Jurassic Park is now a reality, except it’s called Jurassic World in an attempt to dissociate it from the tragedies that resulted from the attempted launch of the original park.
Oh. Okay. So three separate times a "Jurassic Park" has opened. At each of these places there has been a horrible accident where the security systems failed and all the dinosaurs got loose and either tore apart or stomped or ate all the visiting tourists. Worried that nobody would come to the fourth "Jurassic Park" -- though the third was wildly popular, apparently -- the park operators have dubbed it Jurassic World.
Personally, I'm not convinced. I'm not sure that's good enough. I mean, if you want to tell people that you've got nothing to do with the total idiots who opened those three previous disaster parks, you probably want to change more than one word in the name, especially when the remaining word has never been used in actual human conversation.

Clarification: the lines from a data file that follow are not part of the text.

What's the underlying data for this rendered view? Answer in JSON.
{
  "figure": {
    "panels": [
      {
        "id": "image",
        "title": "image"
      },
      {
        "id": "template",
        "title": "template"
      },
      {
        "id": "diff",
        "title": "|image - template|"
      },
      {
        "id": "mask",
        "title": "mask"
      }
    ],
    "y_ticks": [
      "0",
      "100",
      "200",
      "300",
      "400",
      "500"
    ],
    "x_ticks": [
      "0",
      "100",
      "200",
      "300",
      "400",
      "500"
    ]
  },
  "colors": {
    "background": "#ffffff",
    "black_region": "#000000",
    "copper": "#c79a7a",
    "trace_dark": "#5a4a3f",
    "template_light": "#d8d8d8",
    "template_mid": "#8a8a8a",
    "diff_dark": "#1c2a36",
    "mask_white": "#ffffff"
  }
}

If I decided to build a tanker to carry oil around Alaska, I wouldn't call it the Exxon Valdooky. If I was a food manufacturer who had a horrible reputation for unhealthy, low-quality junk food I wouldn't create a new product called Hot Packets. If my parents had named me Adolf Hitler, I wouldn't head to the courts and say, "Your honor, this is unbearable. I can't take it. Please, let me change my name to Adolf Garfinkel."
Me, I'd give the new park a totally different name. Something like, "Uncle Bob's Raucous Dinosaur Village." Or "Brontosaurus Brachiapotamus And Beyond." Or mayxj8717ou ]\[)(& Pterod*^%# poius \\][powu Woreorh .253.josid977^*
Shoot. Guess that's it for now. I don't know why but I've been having real problems with this new Time Warthog Cable.